The press release announcing this new Inaugural Wealth-X and UBS World Ultra Wealth Report comes with a bizarre disclaimer. I’ve no idea how long Wealth X has been in bed with UBS , but it’s a first to receive a press release which states that although it’s a UBS document, “the information and opinions expressed were obtained from sources believed to be reliable and in good faith, neither representation nor warranty, express or implied, is made as to its accuracy or completeness.” Let me get this right, they are sending a notice to journalists saying their own information is obtained from possibly dodgy sources and they don’t stand by it?
It continues. “This press release… should not be deemed as the giving of investment advice. It has no regard to the specific investment objectives, financial situation or needs of any recipient. All information and opinions indicated are subject to change without notice.” Now they may come from cloud cuckoo-clock land – though they claim that’s really Austria - but these Swiss chaps must be spending too much time yodelling if they think hacks get investment advice from press releases. Or that they have any spare cash to invest.
“You should obtain relevant and specific professional advice before making any decision.” About whether to use their press release?
Do not reproduce press release
And then, best of all, it says we can’t even use it. “This press release must not be copied, reproduced, distributed or passed (in whole or in part) by the recipient to any other person at any time without prior written consent of UBS.” But they just sent it to me!
On the basis of this, I’m not sure what to read in or out of the apparently potentially unreliable information. If I was Wealth X I’d be reconsidering our partnership. So a quick call to Rachel Lin at UBS in Singapore. Is this a joke? She laughs. No. “Ignore all that,” she laughs. “Just run with it.” But it says it’s potentially unreliable and I cannot reproduce it. “Oh don’t worry about that, it’s just the disclaimer,” she says.
Fine, in which case I can tell you there are now 199,235 individuals with a combined fortune of nearly US$28 trillion (HK$217.1 trillion), up by more than six per cent in population size from last year, greater than the GDP of India.
UHNW individuals have total net assets of US$30 million (HK$232.6 million) and above, it says. China and Brazil, the fourth and seventh wealthiest UHNW nations, saw their super-rich checked by economic slowdowns, it continues. So the rich got richer slower in China.
At current growth rates, Asia’s ultra wealthy population and wealth will leapfrog Europe in 2021 and 2017 respectively.

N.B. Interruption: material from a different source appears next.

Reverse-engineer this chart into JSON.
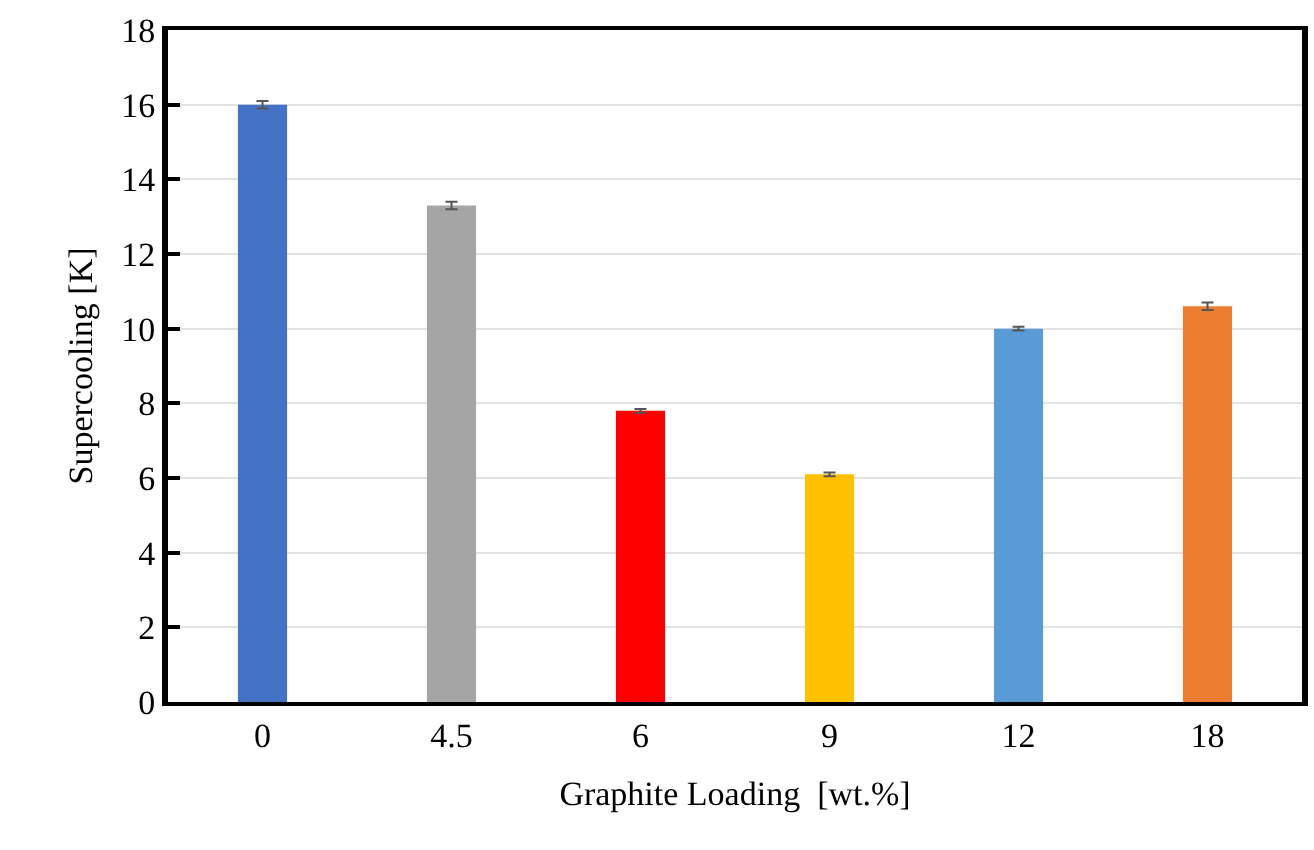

Plug disguised as press release
"In Asia, the UHNW segment is dominated by entrepreneurs in their first or second generation who are still heavily involved in their family businesses. The services they require go beyond personal investment advice, to include family succession matters and growing the business. At the top end of the segment, you have the family offices and institutional-like client groups which require complex, bespoke solutions and fast execution. UBS's ability to offer world-class and worldwide capabilities across wealth management, investment bank and global asset management, places us at a distinctive advantage in servicing these clients," Thanks Joseph Poon, Head of Ultra High Net Worth, Southeast Asia, UBS Wealth Management. Nice plug. But read your own disclaimer. After all: “neither representation nor warranty, express or implied, is made as to its accuracy.”